En fait cette explication de texte sert surtout à nous présenter un des morceaux les plus surprenants: le Lacrimosa du Requiem de Mozart, rebaptisé Lacrimoson (le son est un des grands genres de la musique cubaine), et qui devient, au lieu de la douleur de l'original (peut-être le passage le plus poignant de ce Requiem) un morceau apaisé, harmonieux, presque paisible, émouvant d'une autre manière.
Danser sur la Rumba du Nouveau Monde
Ce genre de concert, évidemment, est peut-être encore plus gratifiant quand on connaît les morceaux mais à en juger par l'accueil et le public il y avait probablement beaucoup de spectateurs moins versés dans la musique classique et qui étaient venus écouter du bon jazz -mission réussie aussi par Horsley. D'autant que cette fichue absence de programme se faisait sentir comme les autres jours. Pour moi qui étais parvenu à en arracher un (littéralement), j'avais déjà apprécié comme il se doit la New World Rumba (sur la Symphonie du Nouveau Monde de Dvorak, qui reprend déjà des thèmes folkloriques indiens) ou l' Impromptuno sur un Impromptu de Schubert. Déjà plus difficile à identifier (car bâti sur le mouvement lent) The Island Emperor sur le Concerto pour piano du même nom, Beethoven enfin, mais c'est du piano remplaçant du piano, même si c'est piano jazz à la place de piano classique.
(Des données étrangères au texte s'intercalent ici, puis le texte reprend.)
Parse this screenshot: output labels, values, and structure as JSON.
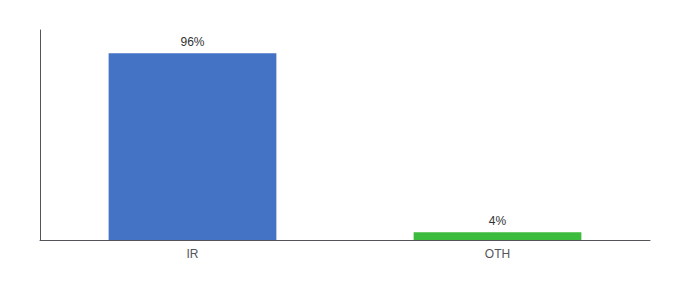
{
  "chart_data": {
    "type": "bar",
    "categories": [
      "IR",
      "OTH"
    ],
    "values": [
      96,
      4
    ],
    "value_labels": [
      "96%",
      "4%"
    ],
    "colors": [
      "#4472c4",
      "#3dbb3d"
    ],
    "ylim": [
      0,
      108
    ],
    "data_labels": true,
    "tick_labels": "x",
    "grid": false
  }
}
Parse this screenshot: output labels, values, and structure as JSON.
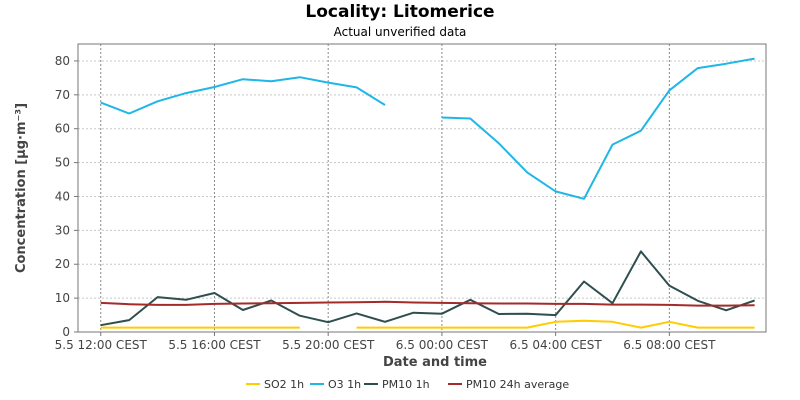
{
  "chart_data": {
    "type": "line",
    "title": "Locality: Litomerice",
    "subtitle": "Actual unverified data",
    "xlabel": "Date and time",
    "ylabel": "Concentration [µg·m⁻³]",
    "ylim": [
      0,
      85
    ],
    "y_ticks": [
      0,
      10,
      20,
      30,
      40,
      50,
      60,
      70,
      80
    ],
    "x_labels": [
      "5.5 12:00 CEST",
      "5.5 16:00 CEST",
      "5.5 20:00 CEST",
      "6.5 00:00 CEST",
      "6.5 04:00 CEST",
      "6.5 08:00 CEST"
    ],
    "x_hours": [
      12,
      13,
      14,
      15,
      16,
      17,
      18,
      19,
      20,
      21,
      22,
      23,
      24,
      25,
      26,
      27,
      28,
      29,
      30,
      31,
      32,
      33,
      34,
      35
    ],
    "grid": true,
    "legend_position": "bottom",
    "series": [
      {
        "name": "SO2 1h",
        "color": "#FFCC00",
        "values": [
          1.3,
          1.3,
          1.3,
          1.3,
          1.3,
          1.3,
          1.3,
          1.3,
          null,
          1.3,
          1.3,
          1.3,
          1.3,
          1.3,
          1.3,
          1.3,
          3.0,
          3.3,
          3.0,
          1.3,
          3.0,
          1.3,
          1.3,
          1.3
        ]
      },
      {
        "name": "O3 1h",
        "color": "#1FB6E8",
        "values": [
          67.7,
          64.5,
          68.1,
          70.5,
          72.3,
          74.6,
          74.0,
          75.2,
          73.6,
          72.2,
          67.0,
          null,
          63.3,
          63.0,
          55.7,
          47.1,
          41.5,
          39.3,
          55.3,
          59.4,
          71.3,
          77.9,
          79.2,
          80.7
        ]
      },
      {
        "name": "PM10 1h",
        "color": "#2F4F4F",
        "values": [
          2.0,
          3.5,
          10.3,
          9.5,
          11.5,
          6.5,
          9.3,
          4.8,
          2.9,
          5.5,
          3.0,
          5.7,
          5.4,
          9.5,
          5.3,
          5.4,
          5.0,
          14.9,
          8.5,
          23.8,
          13.7,
          9.2,
          6.4,
          9.3
        ]
      },
      {
        "name": "PM10 24h average",
        "color": "#A52A2A",
        "values": [
          8.6,
          8.2,
          8.0,
          8.0,
          8.3,
          8.4,
          8.5,
          8.6,
          8.7,
          8.8,
          8.9,
          8.7,
          8.6,
          8.5,
          8.4,
          8.4,
          8.3,
          8.3,
          8.1,
          8.1,
          8.0,
          7.8,
          7.8,
          7.9
        ]
      }
    ]
  }
}
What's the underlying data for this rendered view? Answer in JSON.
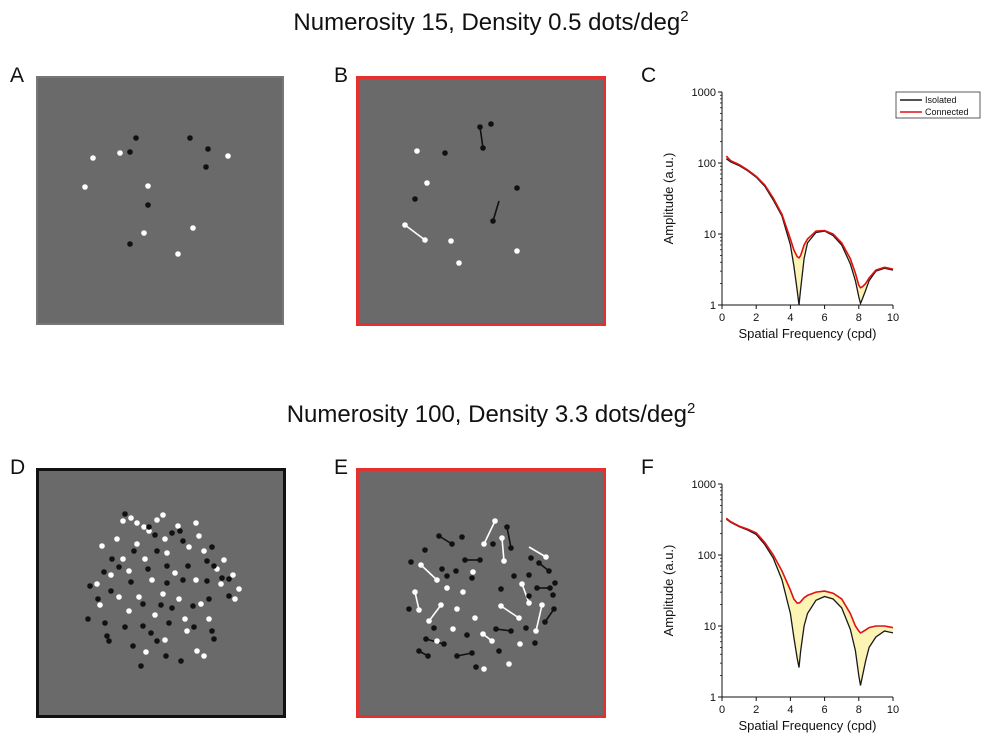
{
  "sections": [
    {
      "heading_prefix": "Numerosity 15, Density 0.5 dots/deg",
      "heading_sup": "2"
    },
    {
      "heading_prefix": "Numerosity 100, Density 3.3 dots/deg",
      "heading_sup": "2"
    }
  ],
  "panel_letters": {
    "a": "A",
    "b": "B",
    "c": "C",
    "d": "D",
    "e": "E",
    "f": "F"
  },
  "colors": {
    "background": "#6a6a6a",
    "isolated_frame": "#777777",
    "connected_frame": "#e53030",
    "dense_isolated_frame": "#111111",
    "dot_black": "#111111",
    "dot_white": "#ffffff",
    "isolated_line": "#1a1a1a",
    "connected_line": "#e01010",
    "fill": "#fbf4b4"
  },
  "stimuli": {
    "A": {
      "white": [
        [
          55,
          80
        ],
        [
          82,
          75
        ],
        [
          110,
          108
        ],
        [
          47,
          109
        ],
        [
          190,
          78
        ],
        [
          106,
          155
        ],
        [
          155,
          150
        ],
        [
          140,
          176
        ]
      ],
      "black": [
        [
          98,
          60
        ],
        [
          92,
          74
        ],
        [
          152,
          60
        ],
        [
          170,
          71
        ],
        [
          168,
          89
        ],
        [
          110,
          127
        ],
        [
          92,
          166
        ]
      ]
    },
    "B": {
      "white": [
        [
          58,
          72
        ],
        [
          68,
          104
        ],
        [
          46,
          146
        ],
        [
          66,
          161
        ],
        [
          92,
          162
        ],
        [
          100,
          184
        ],
        [
          158,
          172
        ]
      ],
      "black": [
        [
          86,
          74
        ],
        [
          121,
          48
        ],
        [
          124,
          69
        ],
        [
          132,
          45
        ],
        [
          56,
          120
        ],
        [
          158,
          109
        ],
        [
          134,
          142
        ]
      ],
      "white_links": [
        [
          [
            46,
            146
          ],
          [
            66,
            161
          ]
        ]
      ],
      "black_links": [
        [
          [
            121,
            48
          ],
          [
            124,
            69
          ]
        ],
        [
          [
            134,
            142
          ],
          [
            140,
            122
          ]
        ]
      ]
    },
    "D": {
      "white": [
        [
          84,
          50
        ],
        [
          92,
          47
        ],
        [
          98,
          52
        ],
        [
          118,
          49
        ],
        [
          124,
          44
        ],
        [
          105,
          56
        ],
        [
          139,
          55
        ],
        [
          110,
          60
        ],
        [
          78,
          68
        ],
        [
          98,
          73
        ],
        [
          126,
          68
        ],
        [
          157,
          52
        ],
        [
          160,
          65
        ],
        [
          63,
          75
        ],
        [
          84,
          88
        ],
        [
          106,
          88
        ],
        [
          128,
          82
        ],
        [
          150,
          76
        ],
        [
          165,
          80
        ],
        [
          185,
          89
        ],
        [
          72,
          104
        ],
        [
          90,
          100
        ],
        [
          113,
          109
        ],
        [
          136,
          102
        ],
        [
          157,
          109
        ],
        [
          178,
          98
        ],
        [
          194,
          104
        ],
        [
          58,
          113
        ],
        [
          80,
          126
        ],
        [
          100,
          126
        ],
        [
          124,
          123
        ],
        [
          140,
          128
        ],
        [
          162,
          133
        ],
        [
          182,
          113
        ],
        [
          196,
          128
        ],
        [
          61,
          134
        ],
        [
          90,
          140
        ],
        [
          116,
          144
        ],
        [
          146,
          148
        ],
        [
          170,
          148
        ],
        [
          107,
          181
        ],
        [
          126,
          169
        ],
        [
          148,
          160
        ],
        [
          158,
          180
        ],
        [
          165,
          185
        ],
        [
          200,
          118
        ]
      ],
      "black": [
        [
          86,
          43
        ],
        [
          110,
          56
        ],
        [
          116,
          64
        ],
        [
          133,
          62
        ],
        [
          141,
          60
        ],
        [
          95,
          80
        ],
        [
          80,
          96
        ],
        [
          118,
          80
        ],
        [
          144,
          70
        ],
        [
          173,
          76
        ],
        [
          168,
          90
        ],
        [
          73,
          88
        ],
        [
          109,
          98
        ],
        [
          128,
          95
        ],
        [
          149,
          95
        ],
        [
          175,
          95
        ],
        [
          183,
          107
        ],
        [
          65,
          101
        ],
        [
          51,
          115
        ],
        [
          92,
          111
        ],
        [
          128,
          112
        ],
        [
          144,
          109
        ],
        [
          168,
          110
        ],
        [
          190,
          108
        ],
        [
          59,
          128
        ],
        [
          72,
          120
        ],
        [
          104,
          133
        ],
        [
          122,
          134
        ],
        [
          133,
          137
        ],
        [
          154,
          135
        ],
        [
          170,
          128
        ],
        [
          190,
          125
        ],
        [
          49,
          148
        ],
        [
          66,
          152
        ],
        [
          86,
          156
        ],
        [
          104,
          155
        ],
        [
          130,
          152
        ],
        [
          155,
          156
        ],
        [
          175,
          168
        ],
        [
          68,
          165
        ],
        [
          112,
          162
        ],
        [
          70,
          170
        ],
        [
          127,
          185
        ],
        [
          94,
          175
        ],
        [
          118,
          170
        ],
        [
          102,
          195
        ],
        [
          142,
          190
        ],
        [
          173,
          160
        ]
      ]
    },
    "E": {
      "white": [
        [
          62,
          94
        ],
        [
          78,
          109
        ],
        [
          56,
          121
        ],
        [
          60,
          139
        ],
        [
          70,
          150
        ],
        [
          82,
          134
        ],
        [
          88,
          117
        ],
        [
          104,
          121
        ],
        [
          98,
          138
        ],
        [
          114,
          101
        ],
        [
          125,
          73
        ],
        [
          136,
          50
        ],
        [
          143,
          67
        ],
        [
          145,
          90
        ],
        [
          163,
          113
        ],
        [
          170,
          132
        ],
        [
          160,
          147
        ],
        [
          183,
          134
        ],
        [
          187,
          86
        ],
        [
          142,
          135
        ],
        [
          94,
          158
        ],
        [
          116,
          147
        ],
        [
          124,
          163
        ],
        [
          133,
          170
        ],
        [
          125,
          198
        ],
        [
          150,
          193
        ],
        [
          161,
          173
        ],
        [
          177,
          160
        ],
        [
          78,
          170
        ]
      ],
      "black": [
        [
          52,
          91
        ],
        [
          66,
          79
        ],
        [
          80,
          65
        ],
        [
          83,
          98
        ],
        [
          93,
          73
        ],
        [
          103,
          66
        ],
        [
          121,
          89
        ],
        [
          106,
          89
        ],
        [
          134,
          73
        ],
        [
          148,
          56
        ],
        [
          152,
          77
        ],
        [
          172,
          87
        ],
        [
          180,
          92
        ],
        [
          170,
          104
        ],
        [
          190,
          100
        ],
        [
          196,
          112
        ],
        [
          191,
          117
        ],
        [
          178,
          117
        ],
        [
          194,
          124
        ],
        [
          195,
          138
        ],
        [
          186,
          151
        ],
        [
          167,
          157
        ],
        [
          152,
          160
        ],
        [
          137,
          158
        ],
        [
          170,
          125
        ],
        [
          155,
          105
        ],
        [
          113,
          107
        ],
        [
          97,
          100
        ],
        [
          88,
          105
        ],
        [
          67,
          168
        ],
        [
          85,
          173
        ],
        [
          98,
          185
        ],
        [
          113,
          182
        ],
        [
          117,
          196
        ],
        [
          108,
          164
        ],
        [
          50,
          138
        ],
        [
          75,
          157
        ],
        [
          142,
          118
        ],
        [
          140,
          180
        ],
        [
          176,
          172
        ],
        [
          60,
          180
        ],
        [
          69,
          185
        ]
      ],
      "white_links": [
        [
          [
            62,
            94
          ],
          [
            78,
            109
          ]
        ],
        [
          [
            56,
            121
          ],
          [
            60,
            139
          ]
        ],
        [
          [
            70,
            150
          ],
          [
            82,
            134
          ]
        ],
        [
          [
            125,
            73
          ],
          [
            136,
            50
          ]
        ],
        [
          [
            143,
            67
          ],
          [
            145,
            90
          ]
        ],
        [
          [
            163,
            113
          ],
          [
            170,
            132
          ]
        ],
        [
          [
            142,
            135
          ],
          [
            160,
            147
          ]
        ],
        [
          [
            124,
            163
          ],
          [
            133,
            170
          ]
        ],
        [
          [
            177,
            160
          ],
          [
            183,
            134
          ]
        ],
        [
          [
            170,
            76
          ],
          [
            187,
            86
          ]
        ]
      ],
      "black_links": [
        [
          [
            80,
            65
          ],
          [
            93,
            73
          ]
        ],
        [
          [
            106,
            89
          ],
          [
            121,
            89
          ]
        ],
        [
          [
            148,
            56
          ],
          [
            152,
            77
          ]
        ],
        [
          [
            180,
            92
          ],
          [
            190,
            100
          ]
        ],
        [
          [
            178,
            117
          ],
          [
            191,
            117
          ]
        ],
        [
          [
            186,
            151
          ],
          [
            195,
            138
          ]
        ],
        [
          [
            67,
            168
          ],
          [
            85,
            173
          ]
        ],
        [
          [
            98,
            185
          ],
          [
            113,
            182
          ]
        ],
        [
          [
            60,
            180
          ],
          [
            69,
            185
          ]
        ],
        [
          [
            137,
            158
          ],
          [
            152,
            160
          ]
        ]
      ]
    }
  },
  "chart_data": [
    {
      "type": "line",
      "panel": "C",
      "xlabel": "Spatial Frequency (cpd)",
      "ylabel": "Amplitude (a.u.)",
      "xlim": [
        0,
        10
      ],
      "ylim": [
        1,
        1000
      ],
      "yscale": "log",
      "xticks": [
        0,
        2,
        4,
        6,
        8,
        10
      ],
      "yticks": [
        1,
        10,
        100,
        1000
      ],
      "legend_position": "top-right",
      "series": [
        {
          "name": "Isolated",
          "color": "#1a1a1a",
          "x": [
            0.25,
            0.5,
            1,
            1.5,
            2,
            2.5,
            3,
            3.5,
            4,
            4.2,
            4.4,
            4.5,
            4.6,
            4.8,
            5,
            5.5,
            6,
            6.5,
            7,
            7.5,
            7.8,
            8,
            8.1,
            8.2,
            8.4,
            8.6,
            9,
            9.5,
            10
          ],
          "y": [
            115,
            104,
            92,
            78,
            63,
            47,
            30,
            18,
            7,
            3.6,
            1.6,
            1.0,
            1.7,
            4.5,
            7.5,
            10.5,
            11.0,
            9.5,
            7,
            3.8,
            2.2,
            1.3,
            1.05,
            1.2,
            1.6,
            2.2,
            3.0,
            3.3,
            3.1
          ]
        },
        {
          "name": "Connected",
          "color": "#e01010",
          "x": [
            0.25,
            0.5,
            1,
            1.5,
            2,
            2.5,
            3,
            3.5,
            4,
            4.2,
            4.4,
            4.5,
            4.6,
            4.8,
            5,
            5.5,
            6,
            6.5,
            7,
            7.5,
            7.8,
            8,
            8.1,
            8.2,
            8.4,
            8.6,
            9,
            9.5,
            10
          ],
          "y": [
            125,
            108,
            95,
            80,
            65,
            49,
            32,
            19,
            8.5,
            6,
            4.8,
            4.6,
            5.0,
            7,
            8.5,
            11,
            11.2,
            10,
            7.5,
            4.5,
            2.8,
            1.9,
            1.75,
            1.8,
            2.0,
            2.4,
            3.1,
            3.4,
            3.2
          ]
        }
      ]
    },
    {
      "type": "line",
      "panel": "F",
      "xlabel": "Spatial Frequency (cpd)",
      "ylabel": "Amplitude (a.u.)",
      "xlim": [
        0,
        10
      ],
      "ylim": [
        1,
        1000
      ],
      "yscale": "log",
      "xticks": [
        0,
        2,
        4,
        6,
        8,
        10
      ],
      "yticks": [
        1,
        10,
        100,
        1000
      ],
      "series": [
        {
          "name": "Isolated",
          "color": "#1a1a1a",
          "x": [
            0.25,
            0.5,
            1,
            1.5,
            2,
            2.5,
            3,
            3.5,
            4,
            4.2,
            4.4,
            4.5,
            4.6,
            4.8,
            5,
            5.5,
            6,
            6.5,
            7,
            7.5,
            7.8,
            8,
            8.1,
            8.2,
            8.4,
            8.6,
            9,
            9.5,
            10
          ],
          "y": [
            320,
            290,
            250,
            225,
            195,
            140,
            90,
            45,
            15,
            7,
            3.5,
            2.6,
            4.5,
            10,
            15,
            23,
            26,
            24,
            18,
            9,
            4.5,
            2.0,
            1.45,
            1.9,
            3.2,
            5,
            7,
            8.5,
            8
          ]
        },
        {
          "name": "Connected",
          "color": "#e01010",
          "x": [
            0.25,
            0.5,
            1,
            1.5,
            2,
            2.5,
            3,
            3.5,
            4,
            4.2,
            4.4,
            4.5,
            4.6,
            4.8,
            5,
            5.5,
            6,
            6.5,
            7,
            7.5,
            7.8,
            8,
            8.1,
            8.2,
            8.4,
            8.6,
            9,
            9.5,
            10
          ],
          "y": [
            330,
            295,
            255,
            232,
            205,
            150,
            100,
            60,
            32,
            24,
            21,
            21,
            22,
            25,
            27,
            30,
            31,
            29,
            24,
            15,
            10,
            8.5,
            8,
            8.2,
            8.8,
            9.5,
            10,
            10,
            9.5
          ]
        }
      ]
    }
  ]
}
Mahler à La Havane -et ça marche!
En fait ce qui est très bien dans ce genre de concert (et ce qui était très bien aussi dans celui-là!), c'est quand vous lisez des intitulés de morceaux qui vous paraissent improbables et qu'à l'écoute vous vous dîtes: "Ah! oui, quand même, ça fonctionne vachement bien!" Le Lacrimosa de Mozart donc. Ou la Symphonie "Résurrection" de Mahler en rumba -oui, oui, et c'était formidable. On aura même appris qu'il y a trois sortes de rumba: celle pour couple (on devine), celle pour senior, un vieux monsieur solitaire qui danse doucement et harmonieusement, celle, "colombienne", pour les plus jeunes, qui est "flashy" et (on suppose), "caliente". Tout ça sur du Mahler.
De Beethoven à la Russie en mode cubano
Il y avait des petits intermèdes où les autres musiciens montraient leur talent. Il y avait même Horsley qui nous faisait du jazz tout simple mais toujours caliente. Il y a eu (il fallait bien justifier d'être à cette Folle Journée) Beethoven in Havana en mode assez gonflé car bâti sur la Marche funèbre de la 7e symphonie. Il y eut enfin en "bis" un éblouissant Schéhérazade au Cap-Vert sur le Schéhérazade de Rimsky-Korsakov, qui est l'oeuvre la plus langoureuse qui soit, pas du tout dansante. Horsley ne savait sûrement pas que Rimsky et ses camarades seraient programmés l'an prochain mais cette heureuse et intuitive conclusion était un joli pont musical entre la Folle Journée qui s'achevait et la perspective de l'année prochaine.
Beethoven à La Havane: Joachim Horsley et ses musiciens revisitent en mode caraïbe Beethoven, Mozart, Schubert, Bach, Dvorak, Mahler et Rimsky-Korsakov.